How Long Does A Foreclosure Stay on Credit?

The process of foreclosure is difficult and emotional enough without the meteoric impact on your credit score. Once the dust settles, you may be frustrated and anxious to find that your credit score has dropped rapidly and it’s now tough to qualify for a good mortgage for a new home. How long does foreclosure stay on credit? How bad is it? And what can you do to improve your credit after a foreclosure?

Foreclosure and Your Credit

A foreclosure will stay on your credit score for seven years. The seven year period starts on the date of your first late payment, however, which means that for most people the foreclosure will remain on credit for about six years after the final foreclosure takes place.

Foreclosure can really damage your credit, up to 100 points or more. It can be really tough to rebuild credit during this period as well, because some lenders have rules that they won’t even lend to an applicant who has a foreclosure on their record. Other lenders want the foreclosure to be at least 3 or more years. And even if someone does consider lending to a person with foreclosure on their record, the rates and fees will probably be much higher than they would be for someone with a better credit situation.

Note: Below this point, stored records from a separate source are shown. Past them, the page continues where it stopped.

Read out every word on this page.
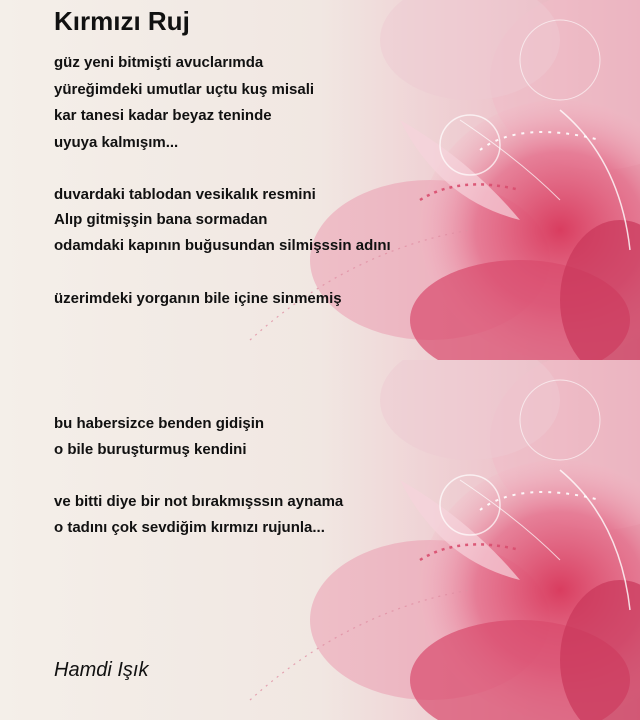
Kırmızı Ruj
güz yeni bitmişti avuclarımda
yüreğimdeki umutlar uçtu kuş misali
kar tanesi kadar beyaz teninde
uyuya kalmışım...
duvardaki tablodan vesikalık resmini
Alıp gitmişşin bana sormadan
odamdaki kapının buğusundan silmişssin adını
üzerimdeki yorganın bile içine sinmemiş
bu habersizce benden gidişin
o bile buruşturmuş kendini
ve bitti diye bir not bırakmışssın aynama
o tadını çok sevdiğim kırmızı rujunla...
Hamdi Işık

Ways to Minimize Credit Score Damage When Behind on Payments

Talk to Your Lender

As a borrower, you should always have open and honest communication with your lender. The best way to prevent a catastrophic foreclosure is to maintain a dialogue about your financial situation and where your payments are at. Most lenders are more willing to work with borrowers who are more up front and honest about their financial situation. Get out ahead of the foreclosure.

Adjust Your Mortgage

You may not qualify for refinancing unless you have a steller credit score and a convincing financial situation, but if you do, this is your best bet. If you can’t refinance, you might be able to get a modification on your current mortgage, or at least enter forbearance to pay back the payments that you are behind on.

Short Sale

While short sales and foreclosures aren’t super different on a practical level, they make a huge difference in the hit to your credit score. Short sales will not destroy your credit score in the same way, and many people who go through a short sale are able to get a new mortgage shortly after. It shows that you are proactive and able to lower the risk to the lender.

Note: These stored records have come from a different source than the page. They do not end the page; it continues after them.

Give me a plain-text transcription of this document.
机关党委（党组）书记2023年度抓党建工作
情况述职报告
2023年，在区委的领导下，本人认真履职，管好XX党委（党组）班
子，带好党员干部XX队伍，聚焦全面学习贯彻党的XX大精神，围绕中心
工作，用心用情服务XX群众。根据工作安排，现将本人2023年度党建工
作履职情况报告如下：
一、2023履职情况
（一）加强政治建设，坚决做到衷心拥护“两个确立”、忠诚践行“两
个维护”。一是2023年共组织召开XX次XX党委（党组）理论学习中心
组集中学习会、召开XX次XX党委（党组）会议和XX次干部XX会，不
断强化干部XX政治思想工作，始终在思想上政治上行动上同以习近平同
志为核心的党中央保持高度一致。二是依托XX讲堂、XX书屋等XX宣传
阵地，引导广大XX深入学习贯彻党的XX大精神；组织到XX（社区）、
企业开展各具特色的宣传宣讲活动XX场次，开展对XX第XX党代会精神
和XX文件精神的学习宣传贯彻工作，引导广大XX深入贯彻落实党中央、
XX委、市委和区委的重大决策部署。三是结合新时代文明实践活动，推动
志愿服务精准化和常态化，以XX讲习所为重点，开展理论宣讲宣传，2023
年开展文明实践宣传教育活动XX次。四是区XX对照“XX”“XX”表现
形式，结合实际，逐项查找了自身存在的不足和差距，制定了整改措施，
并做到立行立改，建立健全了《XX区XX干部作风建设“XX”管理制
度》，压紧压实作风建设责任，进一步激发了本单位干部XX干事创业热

Deed in Lieu of Foreclosure

If you can get the lender to agree to it, a deed in lieu of foreclosure is a much better option than actual foreclosure. It will save your credit score by allowing the lender to forgive your mortgage in exchange for receiving the property back.

Rebuilding Credit After a Foreclosure

It’s a long and frustrating road to rebuild credit after a foreclosure takes place. Even if you pay everything else on time and make great strides, foreclosure continues to drag your points down—and it also can prevent you from obtaining a new mortgage and making new mortgage payments, which would certainly help your credit score.

If you couldn’t avoid foreclosure in any way, you can still work to minimize the impact to your credit score. Here are some things that can help you rebuild your credit score:

Pay Bills on Time

Even when you’re going through foreclosure, and especially afterwards, make payments on credit cards and car loans in a timely manner. Keeping up with other payments shows that you haven’t completely gone sour on your obligations.

Secured Credit Cards

You may struggle to get a new credit card after foreclosure, but a secured credit card can use a deposit as a guarantee of payment. It significantly lowers the risk for lending institutions, and helps you get approved for a new line of credit. You can then make timely payments and slowly raise your credit score back up.

Improve Credit Utilization

One big factor affecting your credit score is your utilization ratio. Ideally, you want a ratio below 30%, meaning that you are approved for far more credit than you are currently using. For instance, if you have a credit card with a $10,000 limit and only have $2,500 on the card, then your credit utilization ratio would be 25%. That’s right where you want to be. Make sure to get approved for new credit and pay down old credit to remain under that 30% threshold if at all possible.